I am reading in numbers from a file and casting them to floats. The numbers look like this.
1326.617827, 1322.954823, 1320.512821, 1319.291819...
I split each line at commas and then create the list of floats through a list comprehension.
def listFromLine(line):
t = time.clock()
temp_line = line.split(',')
print "line operations: " + str(time.clock() - t)
t = time.clock()
ret = [float(i) for i in temp_line]
print "float comprehension: " + str(time.clock() - t)
return ret
The output is looking something like this
line operations: 5.52103727549e-05
float comprehension: 0.00121321255003
line operations: 9.52025017378e-05
float comprehension: 0.000943885026522
line operations: 7.0782529173e-05
float comprehension: 0.000946716327689
Casting to an int and then dividing by 1.0 is a lot faster, but is useless in my case as I need to keep the numbers after the decimal point.

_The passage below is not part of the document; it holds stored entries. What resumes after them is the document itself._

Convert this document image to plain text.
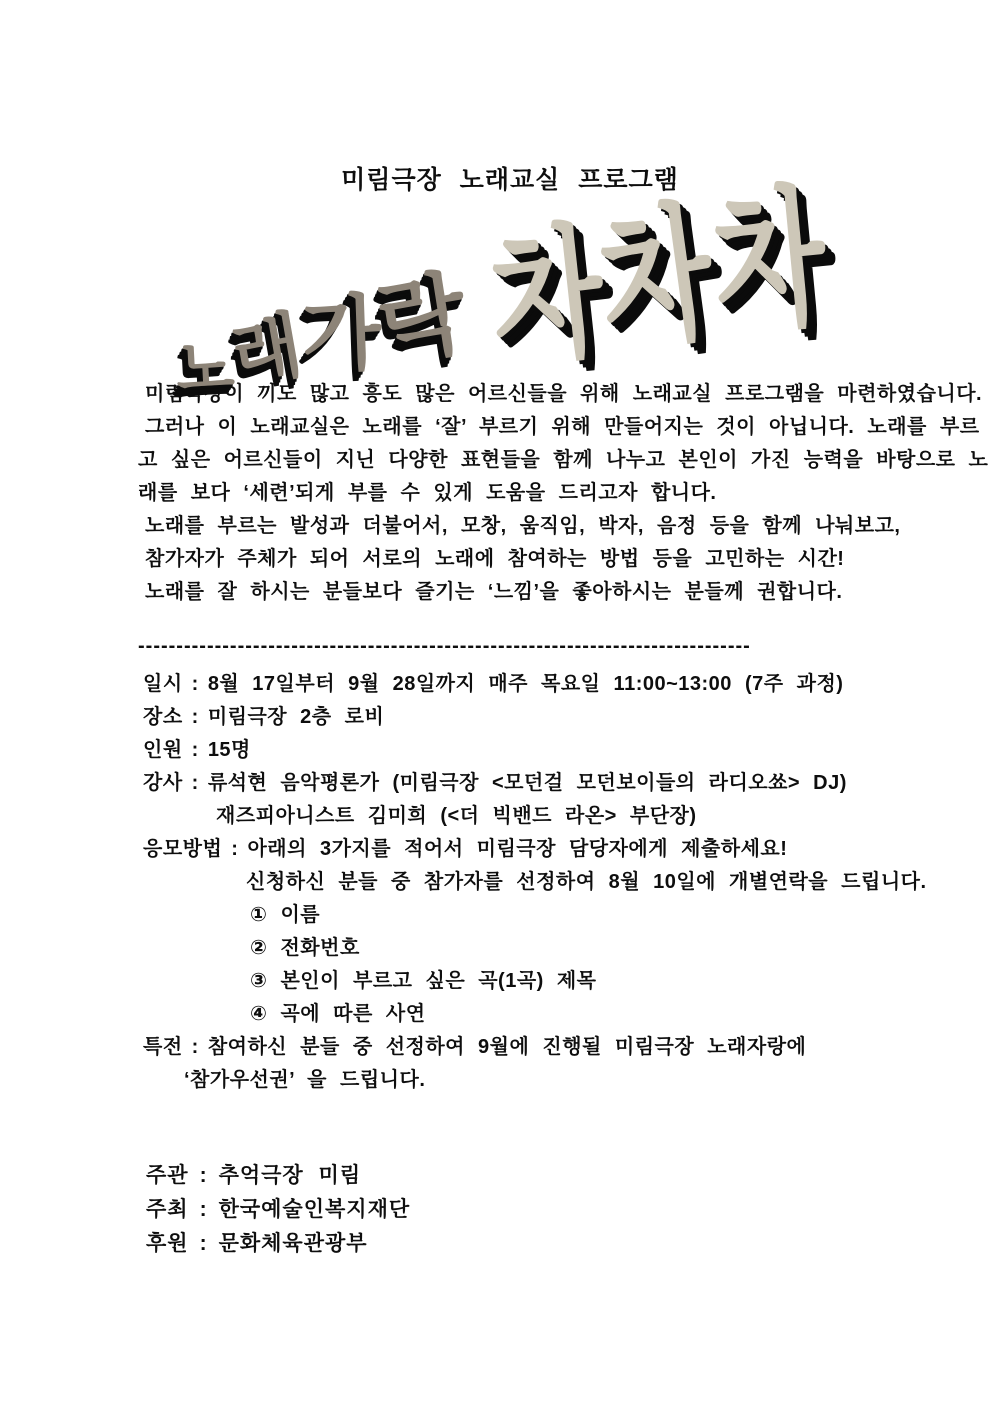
미림극장 노래교실 프로그램
노
래
가
락 차
차
차
미림극장이 끼도 많고 흥도 많은 어르신들을 위해 노래교실 프로그램을 마련하였습니다.
그러나 이 노래교실은 노래를 ‘잘’ 부르기 위해 만들어지는 것이 아닙니다. 노래를 부르
고 싶은 어르신들이 지닌 다양한 표현들을 함께 나누고 본인이 가진 능력을 바탕으로 노
래를 보다 ‘세련’되게 부를 수 있게 도움을 드리고자 합니다.
노래를 부르는 발성과 더불어서, 모창, 움직임, 박자, 음정 등을 함께 나눠보고,
참가자가 주체가 되어 서로의 노래에 참여하는 방법 등을 고민하는 시간!
노래를 잘 하시는 분들보다 즐기는 ‘느낌’을 좋아하시는 분들께 권합니다.
--------------------------------------------------------------------------------
일시 : 8월 17일부터 9월 28일까지 매주 목요일 11:00~13:00 (7주 과정)
장소 : 미림극장 2층 로비
인원 : 15명
강사 : 류석현 음악평론가 (미림극장 <모던걸 모던보이들의 라디오쑈> DJ)
재즈피아니스트 김미희 (<더 빅밴드 라온> 부단장)
응모방법 : 아래의 3가지를 적어서 미림극장 담당자에게 제출하세요!
신청하신 분들 중 참가자를 선정하여 8월 10일에 개별연락을 드립니다.
① 이름
② 전화번호
③ 본인이 부르고 싶은 곡(1곡) 제목
④ 곡에 따른 사연
특전 : 참여하신 분들 중 선정하여 9월에 진행될 미림극장 노래자랑에
‘참가우선권’ 을 드립니다.
주관 : 추억극장 미림
주최 : 한국예술인복지재단
후원 : 문화체육관광부
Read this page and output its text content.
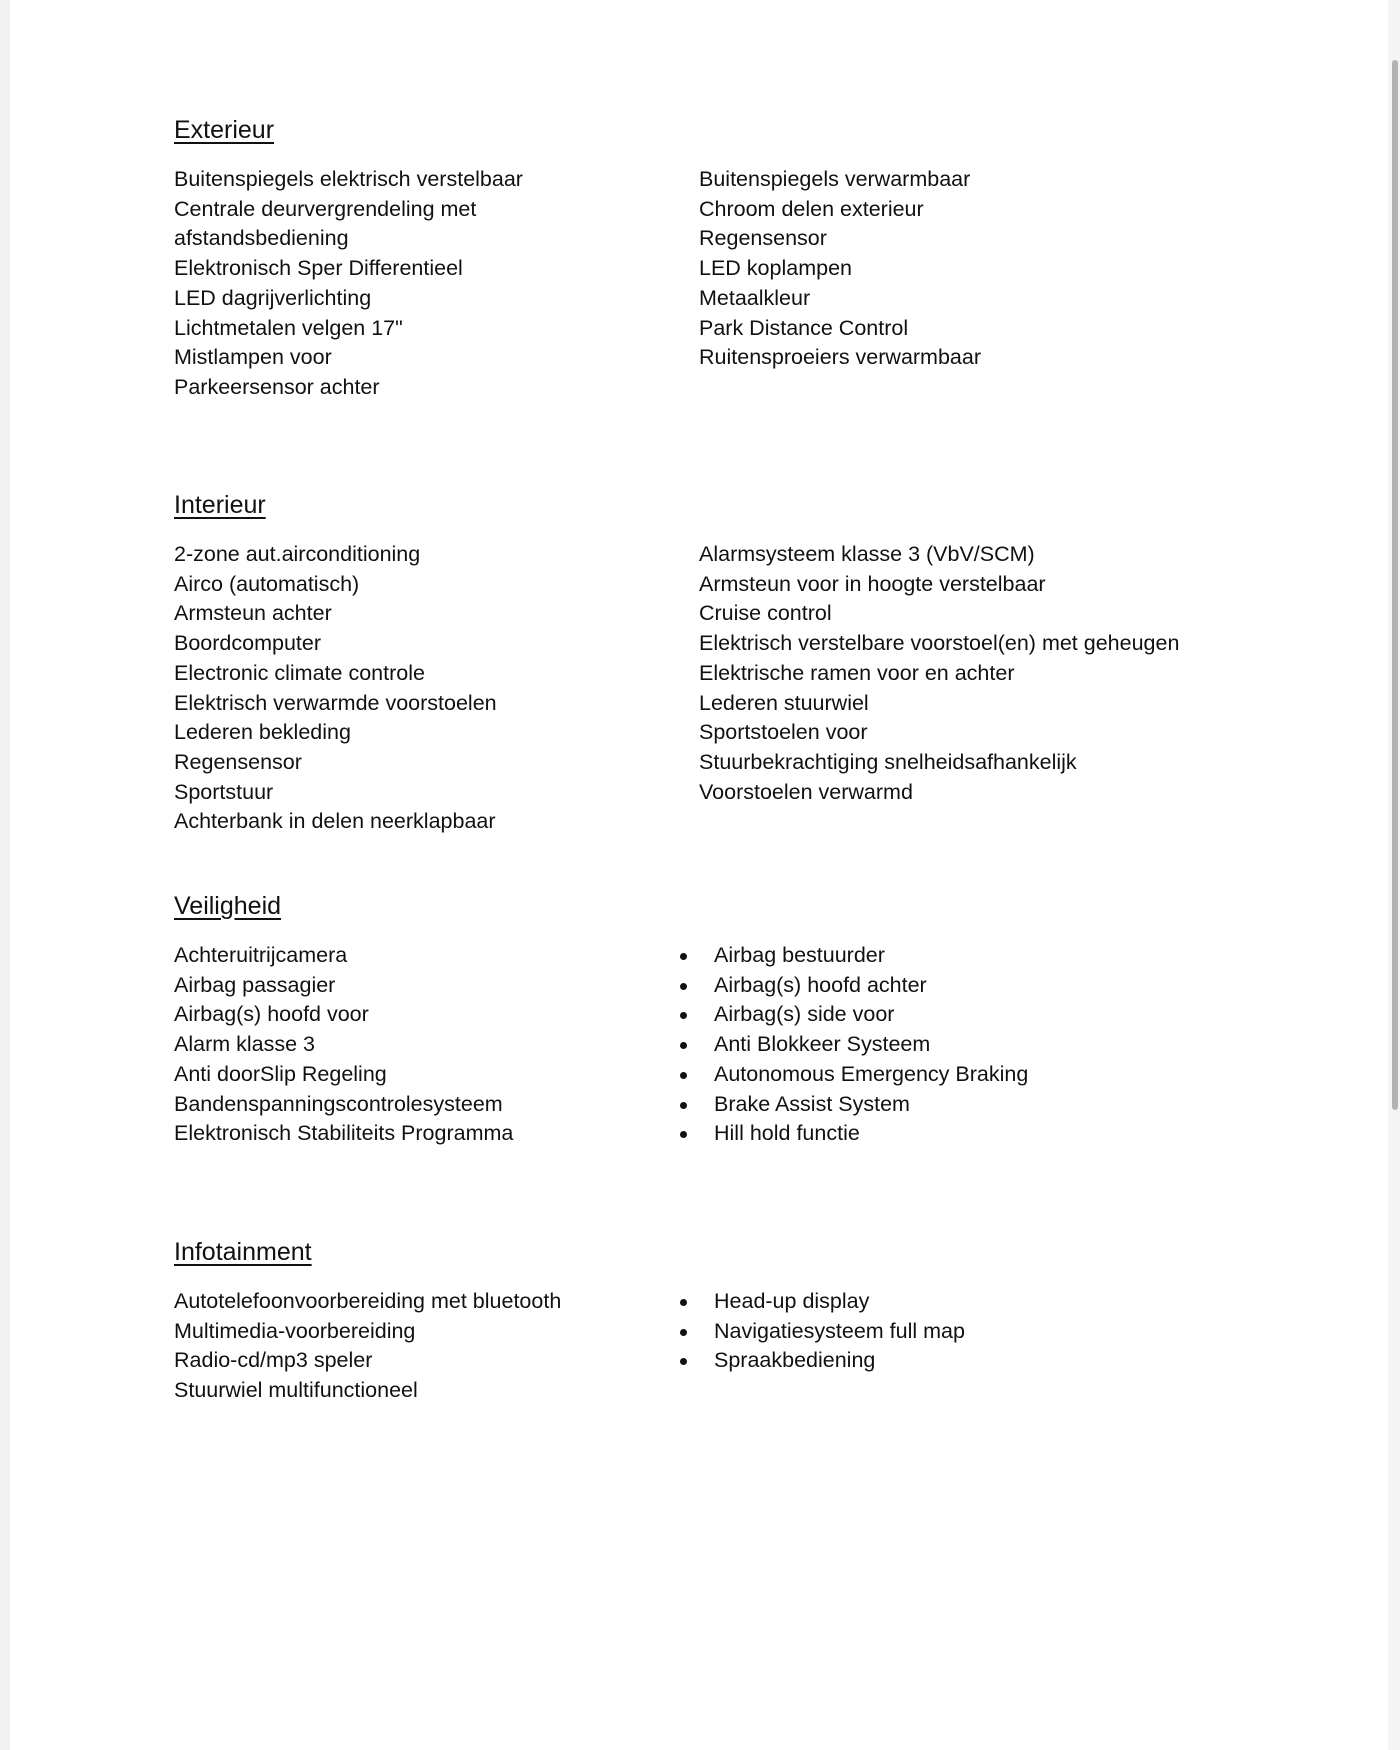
Exterieur
Buitenspiegels elektrisch verstelbaar
Centrale deurvergrendeling met afstandsbediening
Elektronisch Sper Differentieel
LED dagrijverlichting
Lichtmetalen velgen 17"
Mistlampen voor
Parkeersensor achter
Buitenspiegels verwarmbaar
Chroom delen exterieur
Regensensor
LED koplampen
Metaalkleur
Park Distance Control
Ruitensproeiers verwarmbaar
Interieur
2-zone aut.airconditioning
Airco (automatisch)
Armsteun achter
Boordcomputer
Electronic climate controle
Elektrisch verwarmde voorstoelen
Lederen bekleding
Regensensor
Sportstuur
Achterbank in delen neerklapbaar
Alarmsysteem klasse 3 (VbV/SCM)
Armsteun voor in hoogte verstelbaar
Cruise control
Elektrisch verstelbare voorstoel(en) met geheugen
Elektrische ramen voor en achter
Lederen stuurwiel
Sportstoelen voor
Stuurbekrachtiging snelheidsafhankelijk
Voorstoelen verwarmd
Veiligheid
Achteruitrijcamera
Airbag passagier
Airbag(s) hoofd voor
Alarm klasse 3
Anti doorSlip Regeling
Bandenspanningscontrolesysteem
Elektronisch Stabiliteits Programma
Airbag bestuurder
Airbag(s) hoofd achter
Airbag(s) side voor
Anti Blokkeer Systeem
Autonomous Emergency Braking
Brake Assist System
Hill hold functie
Infotainment
Autotelefoonvoorbereiding met bluetooth
Multimedia-voorbereiding
Radio-cd/mp3 speler
Stuurwiel multifunctioneel
Head-up display
Navigatiesysteem full map
Spraakbediening
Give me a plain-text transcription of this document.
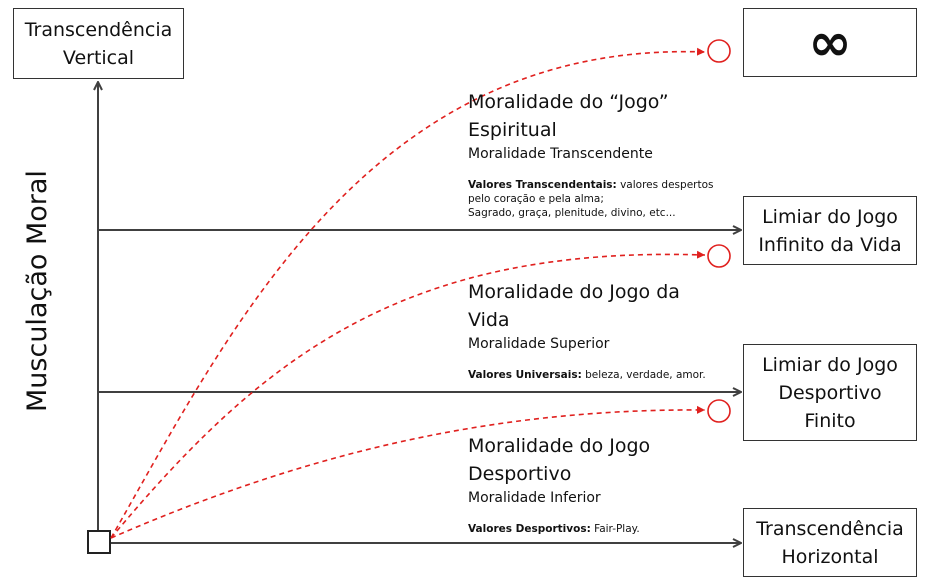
Transcendência
Vertical
Transcendência
Horizontal
∞
Limiar do Jogo
Infinito da Vida
Limiar do Jogo
Desportivo
Finito
Musculação Moral
Moralidade do “Jogo”
Espiritual
Moralidade Transcendente
Valores Transcendentais: valores despertos
pelo coração e pela alma;
Sagrado, graça, plenitude, divino, etc...
Moralidade do Jogo da
Vida
Moralidade Superior
Valores Universais: beleza, verdade, amor.
Moralidade do Jogo
Desportivo
Moralidade Inferior
Valores Desportivos: Fair-Play.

I saw this question and had a go at using pandas.Series but that went slower than what I was doing previously.
In[38]: timeit("[float(i) for i in line[1:-2].split(',')]", "f=open('pathtofile');line=f.readline()", number=100)
Out[37]: 0.10676022701363763
In[39]: timeit("pandas.Series(line[1:-2].split(',')).apply(lambda x: float(x))", "import pandas;f=open('pathtofile');line=f.readline()", number=100)
Out[38]: 0.14640622942852133
Changing the format of the file may be an option if that could speed it up, but an speeding it up at the reading end would be preferable.